Every damn time, I picked my poison,
then drank deep, our communion, let every last drop drip in.
An innate portent palate for potent hemlock
formed an aged habit that did my deadly bedrock.
Clean water repelled painted lips like holy does demons;
as prayed at false altars; sacrificed myself to exalted heathens.
Found, unfailing, and by, the devil I know well, no mind adapted new guises;
played his senseless vapid games; won my due grandiose prizes.
Denied true devotion to decadent looming drama of treason;
forsook, over and over again, sanity to diligent lurking trauma of “no reason”.

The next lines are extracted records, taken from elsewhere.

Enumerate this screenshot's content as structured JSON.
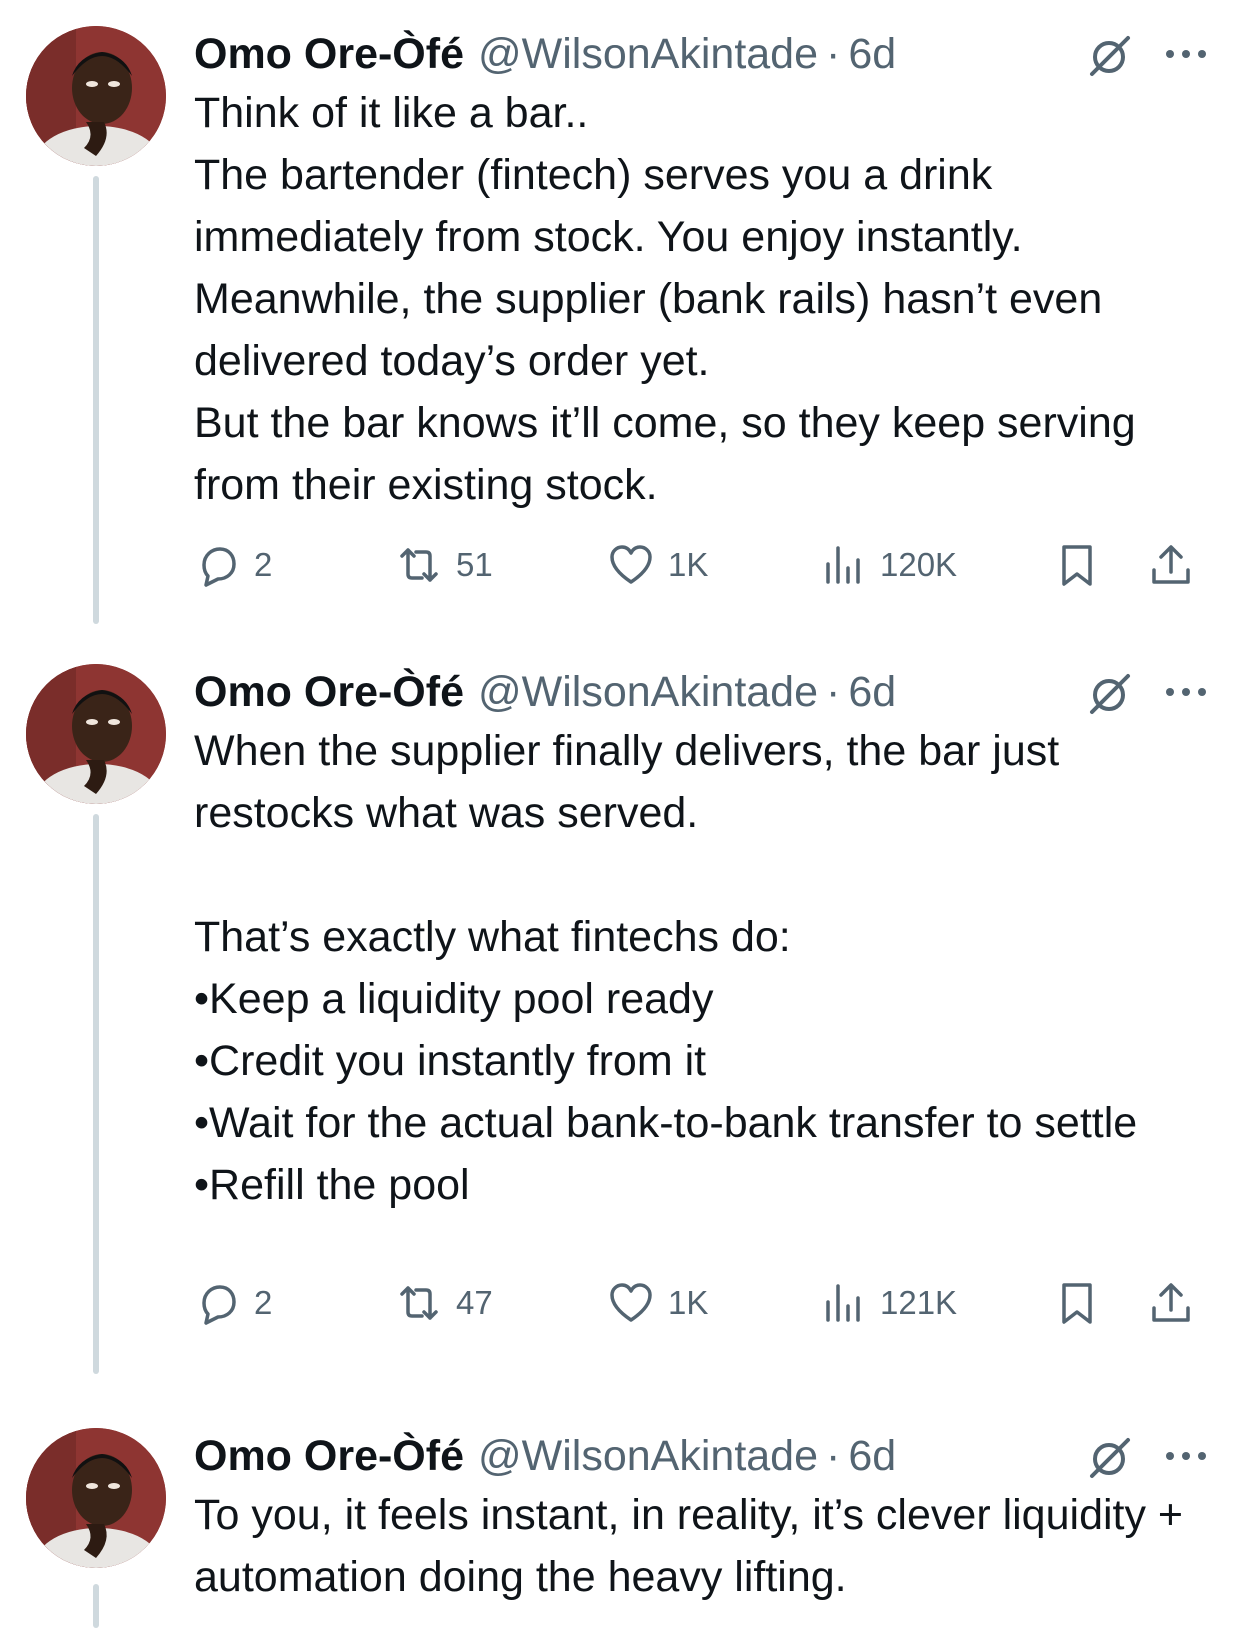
{
  "tweets": [
    {
      "author_name": "Omo Ore-Òfé",
      "handle": "@WilsonAkintade",
      "separator": "·",
      "time": "6d",
      "lines": [
        "Think of it like a bar..",
        "The bartender (fintech) serves you a drink immediately from stock. You enjoy instantly.",
        "Meanwhile, the supplier (bank rails) hasn’t even delivered today’s order yet.",
        "But the bar knows it’ll come, so they keep serving from their existing stock."
      ],
      "replies": "2",
      "reposts": "51",
      "likes": "1K",
      "views": "120K"
    },
    {
      "author_name": "Omo Ore-Òfé",
      "handle": "@WilsonAkintade",
      "separator": "·",
      "time": "6d",
      "lines": [
        "When the supplier finally delivers, the bar just restocks what was served.",
        "",
        "That’s exactly what fintechs do:",
        "•Keep a liquidity pool ready",
        "•Credit you instantly from it",
        "•Wait for the actual bank-to-bank transfer to settle",
        "•Refill the pool"
      ],
      "replies": "2",
      "reposts": "47",
      "likes": "1K",
      "views": "121K"
    },
    {
      "author_name": "Omo Ore-Òfé",
      "handle": "@WilsonAkintade",
      "separator": "·",
      "time": "6d",
      "lines": [
        "To you, it feels instant, in reality, it’s clever liquidity + automation doing the heavy lifting."
      ]
    }
  ],
  "icons": {
    "avatar": "profile-photo",
    "grok": "grok-icon",
    "more": "more-icon",
    "reply": "reply-icon",
    "repost": "repost-icon",
    "like": "heart-icon",
    "views": "views-icon",
    "bookmark": "bookmark-icon",
    "share": "share-icon"
  },
  "colors": {
    "text": "#0f1419",
    "secondary": "#536471",
    "thread_line": "#cfd9de",
    "background": "#ffffff"
  }
}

Battled to tame venomous beasts til slayed, wild, by feigned eternal flames;
they all but, if not wholly, ghosted the infernal sheath of my remains.
Silver forked-tongued serpents shed my halo with their anointed savior’s skin,
a penance never paid in full for my obscured but ever assured original sin.
Resurrected, swear were trespasser’s teachings surely, for hard-learned;
the last was the last lost martyr’s gamble persisted fervent til burned.
Commit anew to eschew the dispiriting-laced thirst of the covert hedonic;
venture fresh offered brews, vow now to be consumed only by nectar or tonic.
Trumpet faith, my nose turned fine-tuned for, and up, at any perilous essence;
condemn past mistastes, forgivable follies of an over extended adolescence.
Then drink deep, my communion, let every last drop drip in;
and every damned time, I pick my poison.